If not for a surprising turn of events, Jenkins may never have left.
The Pentagon confirmed in the mid-1980s that he and three other suspected American deserters were living in Pyongyang, North Korea's capital.
But Jenkins' situation became the focus of intense international negotiations two years ago, when North Korean leader Kim Jong Il acknowledged that his wife, Hitomi Soga, was abducted by spies in 1978 and taken to North Korea against her will. She married Jenkins, nearly 20 years her senior, in 1980.
Kim's confession, in an unprecedented summit with Japanese Prime Minister Junichiro Koizumi, ended decades of denial and opened the way for Soga and four other abductees to return to Japan for an emotional homecoming.
It created a crisis for Jenkins, however.
Aware that he might be turned over to the U.S. Army, Jenkins and his daughters - Mika, 21, and Brinda, 19 - stayed behind. Shortly after Soga left for Japan, Jenkins even granted an interview from a hospital bed in Pyongyang begging for his wife to come back.
Soga remained, but Koizumi - responding to an outpouring of public support for her - traveled to the North again earlier this year to make a personal plea for Jenkins to join her in Japan or a neutral third country. Though reluctant, Jenkins agreed to a meeting in Indonesia in July.

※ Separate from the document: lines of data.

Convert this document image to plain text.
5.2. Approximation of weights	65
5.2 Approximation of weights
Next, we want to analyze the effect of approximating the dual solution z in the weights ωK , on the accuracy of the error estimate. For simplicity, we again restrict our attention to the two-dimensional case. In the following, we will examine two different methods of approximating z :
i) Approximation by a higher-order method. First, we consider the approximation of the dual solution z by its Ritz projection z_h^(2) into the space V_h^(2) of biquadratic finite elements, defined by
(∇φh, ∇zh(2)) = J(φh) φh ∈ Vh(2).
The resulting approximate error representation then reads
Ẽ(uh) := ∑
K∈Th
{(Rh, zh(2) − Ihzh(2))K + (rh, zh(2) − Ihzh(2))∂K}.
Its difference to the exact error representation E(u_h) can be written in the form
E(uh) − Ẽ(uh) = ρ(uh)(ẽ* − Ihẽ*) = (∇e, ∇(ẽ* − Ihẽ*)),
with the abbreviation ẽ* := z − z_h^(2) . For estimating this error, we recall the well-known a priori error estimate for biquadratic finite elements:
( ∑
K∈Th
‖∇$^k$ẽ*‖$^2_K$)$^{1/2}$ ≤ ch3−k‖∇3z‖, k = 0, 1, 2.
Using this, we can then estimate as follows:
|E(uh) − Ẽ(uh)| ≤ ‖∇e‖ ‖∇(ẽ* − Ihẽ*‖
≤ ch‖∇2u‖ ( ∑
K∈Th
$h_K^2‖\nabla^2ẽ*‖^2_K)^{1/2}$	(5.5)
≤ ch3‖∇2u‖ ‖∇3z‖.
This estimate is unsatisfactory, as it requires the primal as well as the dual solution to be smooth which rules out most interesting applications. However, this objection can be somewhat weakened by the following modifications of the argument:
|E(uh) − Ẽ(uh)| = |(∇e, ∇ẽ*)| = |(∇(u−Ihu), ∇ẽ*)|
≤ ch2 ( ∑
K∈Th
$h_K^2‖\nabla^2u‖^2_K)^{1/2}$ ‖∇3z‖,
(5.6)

Less than two weeks later, the family was flown to Tokyo, where Jenkins was hospitalized for an abdominal disorder.
Wartime desertion is a capital offense, but deserters are rarely dealt the full weight of the law. According to an Army report compiled in 2002, most are simply drummed out of the service.
The last American deserter to be executed was Pvt. Eddie Slovik, who was shot by a firing squad from his own unit in the closing months of World War II.
This year, an Air Force deserter on the lam for 22 years was captured, demoted and given a discharge without jail time. But in a higher-profile case, National Guard Staff Sgt. Camilo Mejia, who refused to return to his unit to fight in Iraq, was convicted of desertion in May and sentenced to a year in confinement.